We Francji wybuchła polityczna burza po tym, jak arabscy kibice wygwizdali francuski hymn narodowy. Do skandalu doszło przed meczem trójkolorowych z reprezentacją Tunezji w Paryżu. Prezydent Nicolas Sarkozy zapowiada wprowadzenie zakazu rozgrywania jakichkolwiek spotkań piłkarskich, przed którymi powtórzyłaby się taka sytuacja.
Na nadzwyczajnej naradzie w Pałacu Elizejskim, na której Sarkozy spotkał się z ministrami, ustalono, że jeżeli „Marsylianka” zostanie ponownie wygwizdana, to nie tylko dany mecz zostanie natychmiast odwołany, ale wszystkie spotkania piłkarskie z krajem, którego kibice zlekceważą francuski hymn, zostaną bezterminowo zawieszone.
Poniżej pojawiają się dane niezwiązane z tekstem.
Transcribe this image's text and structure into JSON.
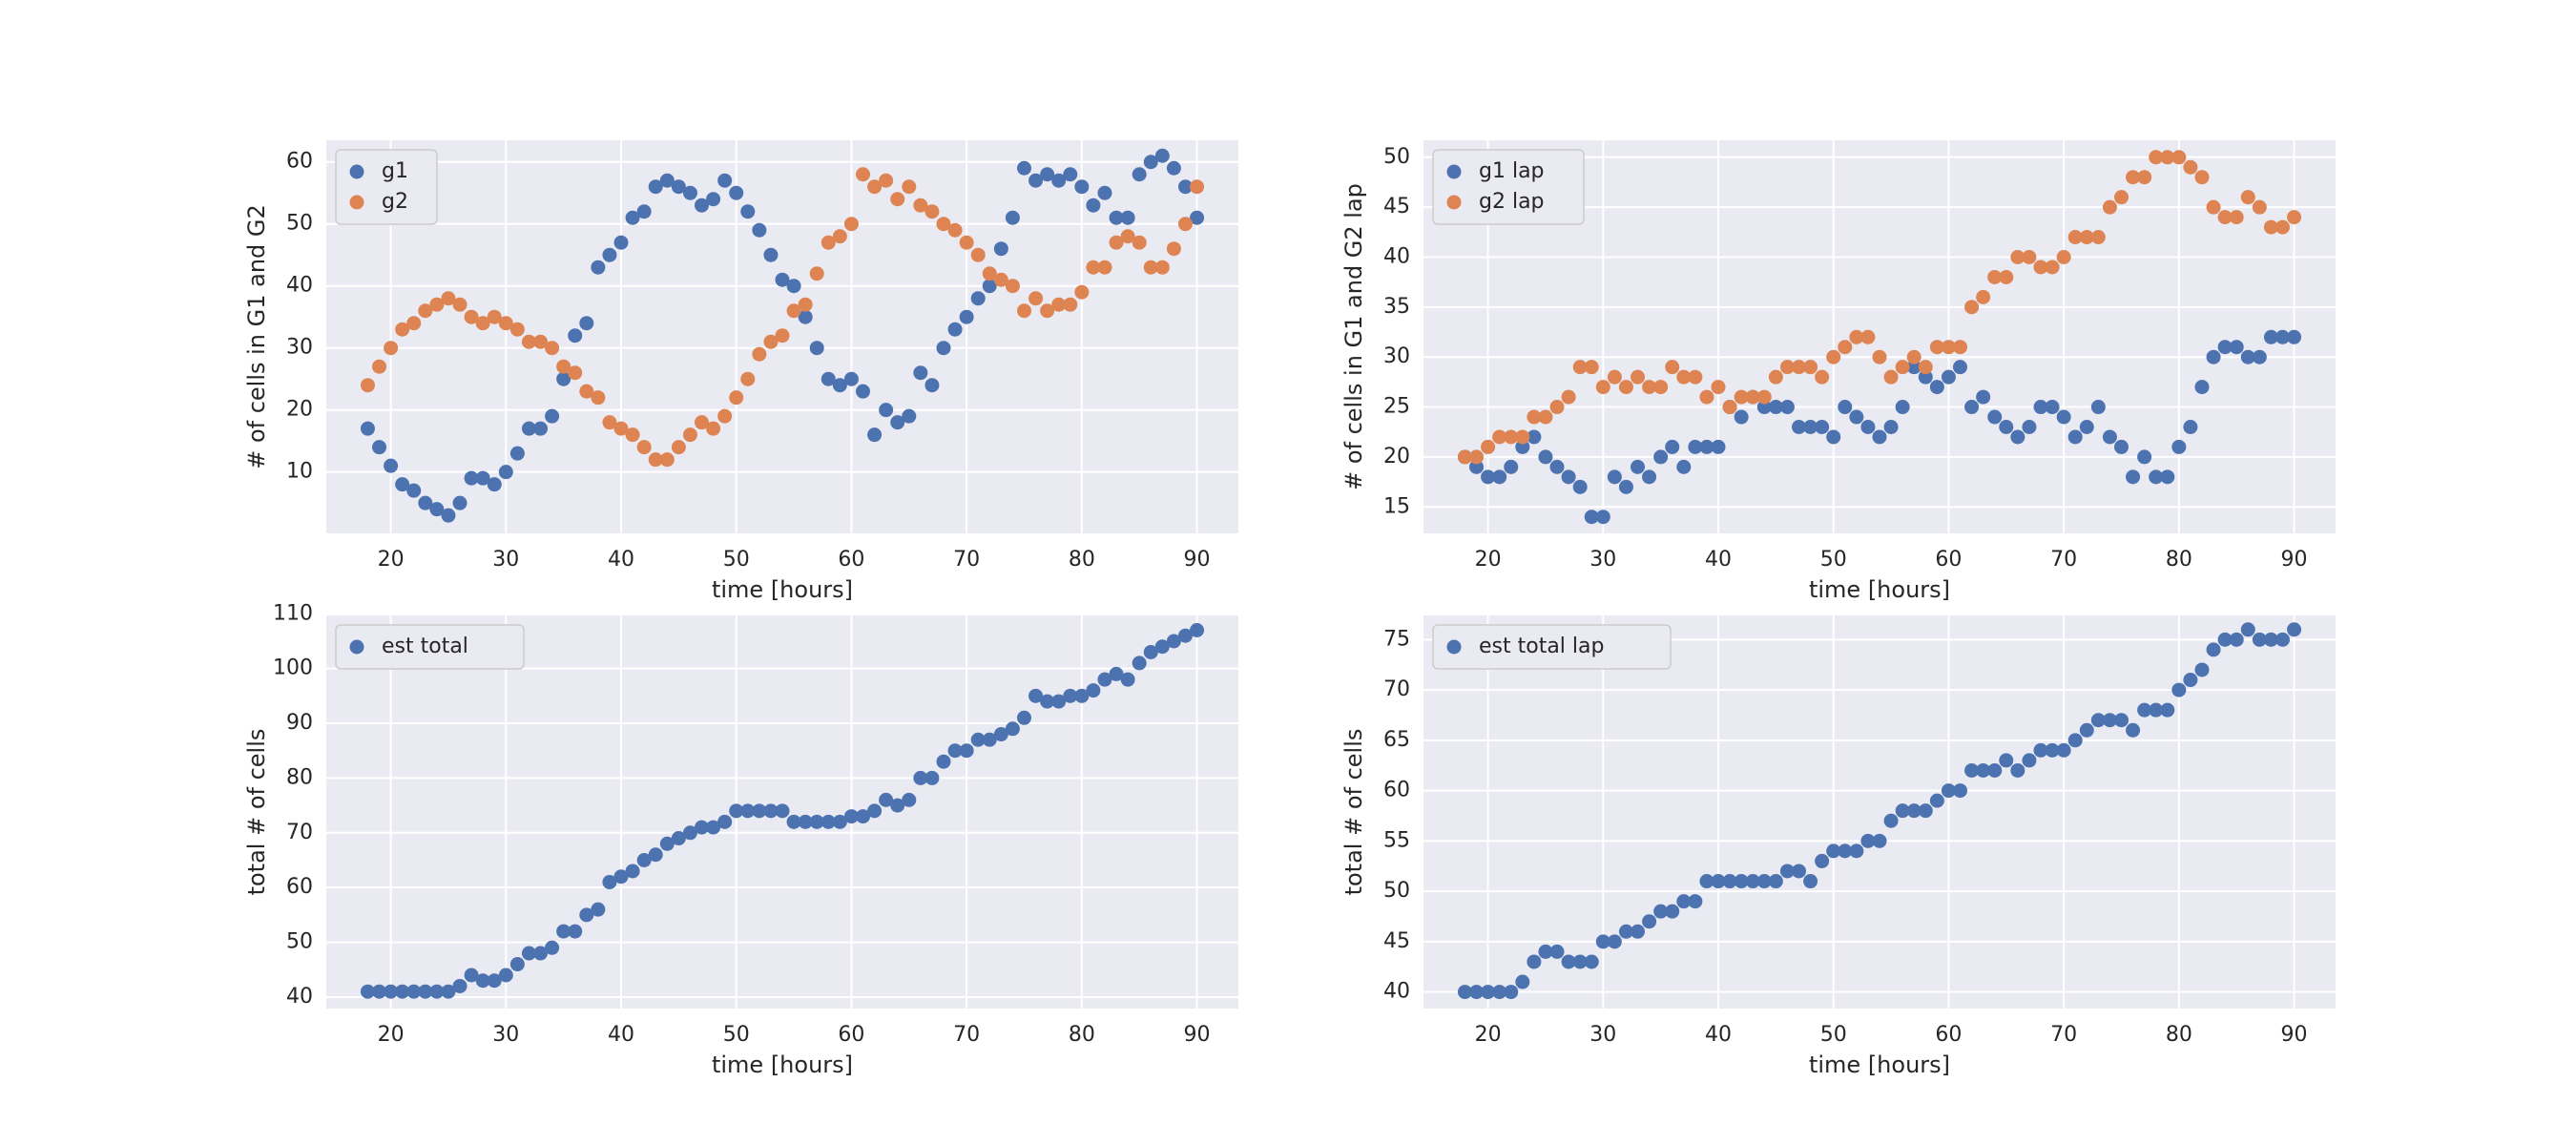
{
  "chart_data": [
    {
      "type": "scatter",
      "xlabel": "time [hours]",
      "ylabel": "# of cells in G1 and G2",
      "x": [
        18,
        19,
        20,
        21,
        22,
        23,
        24,
        25,
        26,
        27,
        28,
        29,
        30,
        31,
        32,
        33,
        34,
        35,
        36,
        37,
        38,
        39,
        40,
        41,
        42,
        43,
        44,
        45,
        46,
        47,
        48,
        49,
        50,
        51,
        52,
        53,
        54,
        55,
        56,
        57,
        58,
        59,
        60,
        61,
        62,
        63,
        64,
        65,
        66,
        67,
        68,
        69,
        70,
        71,
        72,
        73,
        74,
        75,
        76,
        77,
        78,
        79,
        80,
        81,
        82,
        83,
        84,
        85,
        86,
        87,
        88,
        89,
        90
      ],
      "series": [
        {
          "name": "g1",
          "color": "#4c72b0",
          "values": [
            17,
            14,
            11,
            8,
            7,
            5,
            4,
            3,
            5,
            9,
            9,
            8,
            10,
            13,
            17,
            17,
            19,
            25,
            32,
            34,
            43,
            45,
            47,
            51,
            52,
            56,
            57,
            56,
            55,
            53,
            54,
            57,
            55,
            52,
            49,
            45,
            41,
            40,
            35,
            30,
            25,
            24,
            25,
            23,
            16,
            20,
            18,
            19,
            26,
            24,
            30,
            33,
            35,
            38,
            40,
            46,
            51,
            59,
            57,
            58,
            57,
            58,
            56,
            53,
            55,
            51,
            51,
            58,
            60,
            61,
            59,
            56,
            51
          ]
        },
        {
          "name": "g2",
          "color": "#dd8452",
          "values": [
            24,
            27,
            30,
            33,
            34,
            36,
            37,
            38,
            37,
            35,
            34,
            35,
            34,
            33,
            31,
            31,
            30,
            27,
            26,
            23,
            22,
            18,
            17,
            16,
            14,
            12,
            12,
            14,
            16,
            18,
            17,
            19,
            22,
            25,
            29,
            31,
            32,
            36,
            37,
            42,
            47,
            48,
            50,
            58,
            56,
            57,
            54,
            56,
            53,
            52,
            50,
            49,
            47,
            45,
            42,
            41,
            40,
            36,
            38,
            36,
            37,
            37,
            39,
            43,
            43,
            47,
            48,
            47,
            43,
            43,
            46,
            50,
            56
          ]
        }
      ],
      "xlim": [
        14.4,
        93.6
      ],
      "ylim": [
        0.1,
        63.5
      ],
      "xticks": [
        20,
        30,
        40,
        50,
        60,
        70,
        80,
        90
      ],
      "yticks": [
        10,
        20,
        30,
        40,
        50,
        60
      ],
      "grid": true,
      "legend": "upper left"
    },
    {
      "type": "scatter",
      "xlabel": "time [hours]",
      "ylabel": "# of cells in G1 and G2 lap",
      "x": [
        18,
        19,
        20,
        21,
        22,
        23,
        24,
        25,
        26,
        27,
        28,
        29,
        30,
        31,
        32,
        33,
        34,
        35,
        36,
        37,
        38,
        39,
        40,
        41,
        42,
        43,
        44,
        45,
        46,
        47,
        48,
        49,
        50,
        51,
        52,
        53,
        54,
        55,
        56,
        57,
        58,
        59,
        60,
        61,
        62,
        63,
        64,
        65,
        66,
        67,
        68,
        69,
        70,
        71,
        72,
        73,
        74,
        75,
        76,
        77,
        78,
        79,
        80,
        81,
        82,
        83,
        84,
        85,
        86,
        87,
        88,
        89,
        90
      ],
      "series": [
        {
          "name": "g1 lap",
          "color": "#4c72b0",
          "values": [
            20,
            19,
            18,
            18,
            19,
            21,
            22,
            20,
            19,
            18,
            17,
            14,
            14,
            18,
            17,
            19,
            18,
            20,
            21,
            19,
            21,
            21,
            21,
            25,
            24,
            26,
            25,
            25,
            25,
            23,
            23,
            23,
            22,
            25,
            24,
            23,
            22,
            23,
            25,
            29,
            28,
            27,
            28,
            29,
            25,
            26,
            24,
            23,
            22,
            23,
            25,
            25,
            24,
            22,
            23,
            25,
            22,
            21,
            18,
            20,
            18,
            18,
            21,
            23,
            27,
            30,
            31,
            31,
            30,
            30,
            32,
            32,
            32
          ]
        },
        {
          "name": "g2 lap",
          "color": "#dd8452",
          "values": [
            20,
            20,
            21,
            22,
            22,
            22,
            24,
            24,
            25,
            26,
            29,
            29,
            27,
            28,
            27,
            28,
            27,
            27,
            29,
            28,
            28,
            26,
            27,
            25,
            26,
            26,
            26,
            28,
            29,
            29,
            29,
            28,
            30,
            31,
            32,
            32,
            30,
            28,
            29,
            30,
            29,
            31,
            31,
            31,
            35,
            36,
            38,
            38,
            40,
            40,
            39,
            39,
            40,
            42,
            42,
            42,
            45,
            46,
            48,
            48,
            50,
            50,
            50,
            49,
            48,
            45,
            44,
            44,
            46,
            45,
            43,
            43,
            44
          ]
        }
      ],
      "xlim": [
        14.4,
        93.6
      ],
      "ylim": [
        12.35,
        51.7
      ],
      "xticks": [
        20,
        30,
        40,
        50,
        60,
        70,
        80,
        90
      ],
      "yticks": [
        15,
        20,
        25,
        30,
        35,
        40,
        45,
        50
      ],
      "grid": true,
      "legend": "upper left"
    },
    {
      "type": "scatter",
      "xlabel": "time [hours]",
      "ylabel": "total # of cells",
      "x": [
        18,
        19,
        20,
        21,
        22,
        23,
        24,
        25,
        26,
        27,
        28,
        29,
        30,
        31,
        32,
        33,
        34,
        35,
        36,
        37,
        38,
        39,
        40,
        41,
        42,
        43,
        44,
        45,
        46,
        47,
        48,
        49,
        50,
        51,
        52,
        53,
        54,
        55,
        56,
        57,
        58,
        59,
        60,
        61,
        62,
        63,
        64,
        65,
        66,
        67,
        68,
        69,
        70,
        71,
        72,
        73,
        74,
        75,
        76,
        77,
        78,
        79,
        80,
        81,
        82,
        83,
        84,
        85,
        86,
        87,
        88,
        89,
        90
      ],
      "series": [
        {
          "name": "est total",
          "color": "#4c72b0",
          "values": [
            41,
            41,
            41,
            41,
            41,
            41,
            41,
            41,
            42,
            44,
            43,
            43,
            44,
            46,
            48,
            48,
            49,
            52,
            52,
            55,
            56,
            61,
            62,
            63,
            65,
            66,
            68,
            69,
            70,
            71,
            71,
            72,
            74,
            74,
            74,
            74,
            74,
            72,
            72,
            72,
            72,
            72,
            73,
            73,
            74,
            76,
            75,
            76,
            80,
            80,
            83,
            85,
            85,
            87,
            87,
            88,
            89,
            91,
            95,
            94,
            94,
            95,
            95,
            96,
            98,
            99,
            98,
            101,
            103,
            104,
            105,
            106,
            107
          ]
        }
      ],
      "xlim": [
        14.4,
        93.6
      ],
      "ylim": [
        37.9,
        109.7
      ],
      "xticks": [
        20,
        30,
        40,
        50,
        60,
        70,
        80,
        90
      ],
      "yticks": [
        40,
        50,
        60,
        70,
        80,
        90,
        100,
        110
      ],
      "grid": true,
      "legend": "upper left"
    },
    {
      "type": "scatter",
      "xlabel": "time [hours]",
      "ylabel": "total # of cells",
      "x": [
        18,
        19,
        20,
        21,
        22,
        23,
        24,
        25,
        26,
        27,
        28,
        29,
        30,
        31,
        32,
        33,
        34,
        35,
        36,
        37,
        38,
        39,
        40,
        41,
        42,
        43,
        44,
        45,
        46,
        47,
        48,
        49,
        50,
        51,
        52,
        53,
        54,
        55,
        56,
        57,
        58,
        59,
        60,
        61,
        62,
        63,
        64,
        65,
        66,
        67,
        68,
        69,
        70,
        71,
        72,
        73,
        74,
        75,
        76,
        77,
        78,
        79,
        80,
        81,
        82,
        83,
        84,
        85,
        86,
        87,
        88,
        89,
        90
      ],
      "series": [
        {
          "name": "est total lap",
          "color": "#4c72b0",
          "values": [
            40,
            40,
            40,
            40,
            40,
            41,
            43,
            44,
            44,
            43,
            43,
            43,
            45,
            45,
            46,
            46,
            47,
            48,
            48,
            49,
            49,
            51,
            51,
            51,
            51,
            51,
            51,
            51,
            52,
            52,
            51,
            53,
            54,
            54,
            54,
            55,
            55,
            57,
            58,
            58,
            58,
            59,
            60,
            60,
            62,
            62,
            62,
            63,
            62,
            63,
            64,
            64,
            64,
            65,
            66,
            67,
            67,
            67,
            66,
            68,
            68,
            68,
            70,
            71,
            72,
            74,
            75,
            75,
            76,
            75,
            75,
            75,
            76
          ]
        }
      ],
      "xlim": [
        14.4,
        93.6
      ],
      "ylim": [
        38.35,
        77.4
      ],
      "xticks": [
        20,
        30,
        40,
        50,
        60,
        70,
        80,
        90
      ],
      "yticks": [
        40,
        45,
        50,
        55,
        60,
        65,
        70,
        75
      ],
      "grid": true,
      "legend": "upper left"
    }
  ]
}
Minister sportu Bernard Laporte chce pójść jeszcze dalej i całkowicie zakazać rozgrywania w Paryżu pojedynków francuskiej reprezentacji z takimi arabskimi krajami jak Tunezja, Algieria i Maroko. Minister argumentuje, że podczas każdego z takich spotkań młodzież z podparyskich gett imigranckich korzysta z okazji, by zbezcześcić francuskie symbole narodowe i wygwizdać zawodników znad Sekwany.